We have chosen three themes
that are potentially important for the development of general reflection.
Clearly, they do not exhaust the subject, but it seems to us that trying
to deepen our understanding in these areas is a useful task at the present
juncture.
For each theme, we have
indicated below some ideas for making more precise the main lines to be
followed and for suggesting the direction expected from proposed presentations:
I. “‘Contact’: an
‘obvious fact ? A notion to be rethought?»
The aim is to open theoretical
reflection on the importance of ‘contact’ as a linguistic and anthropological
phenomenon for the study of the evolution and dynamics of languages and
of Language.
Sub-themes:
-
The “creole” debate
and its broader context.
-
The “mixed language”
debate and its broader context.
-
The “contact-induced
change” debate and its broader context.
Three empirically documented
and “ideologically” founded debates.
These have their own vitality
as “debates” but equally, they allow one to illustrate and to question
fundamental points regarding our understanding of the evolution of language
and of the dynamics of languages: structural homogeneity and heterogeneity
of languages (cf. metatypy, convergence and emergence of new languages),
interpretation of phenomena as processes of construction of contextually
determined forms, construction of norms, selection of reference points,
stabilization or variation of linguistic forms, realization of processes
of semiotization and retention of historicity in the dynamics of the transformation
of languages, etc.
II. “Contact, typology
and evolution of languages: a perspective to be explored”
Here the aim is to open
discussion on what is constructed by ‘typology’.
Sub-themes:
-
Results of language contact seen from a broad comparative perspective;
linguistic areas at a local, continental and a global scale;
-
different "diffusibility" or "areal stability" of different linguistic
features;
-
the role of a language's structural type in facilitating or rejecting
structural influence;
-
the relation between grammatical and lexical borrowing;
-
cross-linguistic comparability of language contact as a basis for
typological language-contact databases;
-
the possibility of quantifying contact influence, both within a language
and in a large language sample.
III. “Representation
of the phenomena and the role of descriptors: a perspective to be established”

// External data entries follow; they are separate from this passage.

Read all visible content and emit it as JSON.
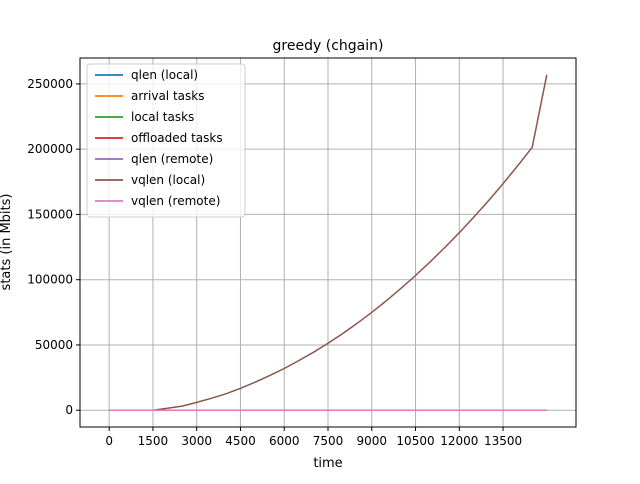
{
  "chart_data": {
    "type": "line",
    "title": "greedy (chgain)",
    "xlabel": "time",
    "ylabel": "stats (in Mbits)",
    "xlim": [
      -1000,
      16000
    ],
    "ylim": [
      -12850,
      269850
    ],
    "xticks": [
      0,
      1500,
      3000,
      4500,
      6000,
      7500,
      9000,
      10500,
      12000,
      13500
    ],
    "yticks": [
      0,
      50000,
      100000,
      150000,
      200000,
      250000
    ],
    "grid": true,
    "legend_position": "upper-left",
    "series": [
      {
        "name": "qlen (local)",
        "color": "#1f77b4",
        "x": [
          0,
          15000
        ],
        "y": [
          0,
          0
        ]
      },
      {
        "name": "arrival tasks",
        "color": "#ff7f0e",
        "x": [
          0,
          15000
        ],
        "y": [
          0,
          0
        ]
      },
      {
        "name": "local tasks",
        "color": "#2ca02c",
        "x": [
          0,
          15000
        ],
        "y": [
          0,
          0
        ]
      },
      {
        "name": "offloaded tasks",
        "color": "#d62728",
        "x": [
          0,
          15000
        ],
        "y": [
          0,
          0
        ]
      },
      {
        "name": "qlen (remote)",
        "color": "#9467bd",
        "x": [
          0,
          15000
        ],
        "y": [
          0,
          0
        ]
      },
      {
        "name": "vqlen (local)",
        "color": "#8c564b",
        "x": [
          0,
          1500,
          2000,
          2500,
          3000,
          3500,
          4000,
          4500,
          5000,
          5500,
          6000,
          6500,
          7000,
          7500,
          8000,
          8500,
          9000,
          9500,
          10000,
          10500,
          11000,
          11500,
          12000,
          12500,
          13000,
          13500,
          14000,
          14500,
          15000
        ],
        "y": [
          0,
          0,
          1450,
          3200,
          6000,
          9100,
          12600,
          16800,
          21500,
          26500,
          32000,
          38000,
          44400,
          51300,
          58700,
          66600,
          75000,
          83900,
          93300,
          103200,
          113600,
          124600,
          136000,
          148000,
          160500,
          173600,
          187200,
          201400,
          257000
        ]
      },
      {
        "name": "vqlen (remote)",
        "color": "#e377c2",
        "x": [
          0,
          15000
        ],
        "y": [
          0,
          0
        ]
      }
    ]
  }
}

In connection with the double
requirement of theoretical reflection and empirical underpinning, the
aim is to develop an epistemological reflection on the elaboration of
knowledge in the domain of languages and Language.

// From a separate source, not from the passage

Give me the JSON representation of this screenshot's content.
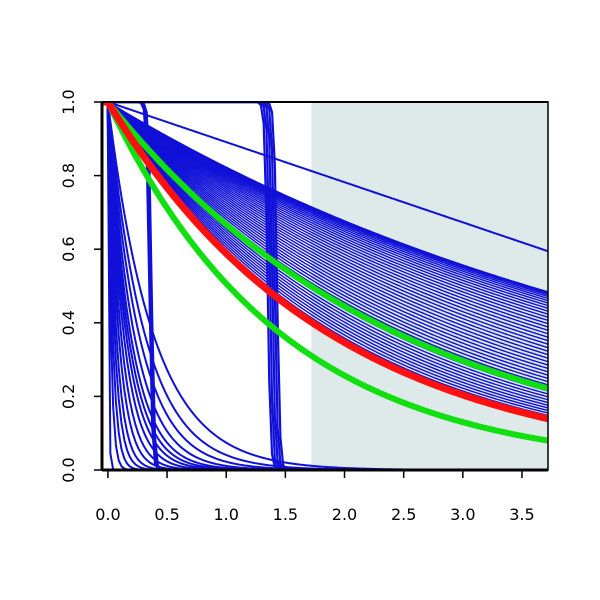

What are the relations among
the social-anthropological, cognitive, evolutionary, and structural strands
in the debate?
Models, metaphors, representations
and attempts at (re)conceptualization.
Role of metaphor in the
construction of representations.
Role of phenomena in description
and in processes of analysis.
Reference to “‘explanatory’
paradigms”: evolutionary, complex, ecological, structuralist, essentialist,
cognitivist, ...
Relevant questions:
-
Do we need to rethink
contact?
-
Is it is appropriate
(or interesting) to consider contact as an “obvious fact” and/or as a
“need” in the elaboration of linguistics?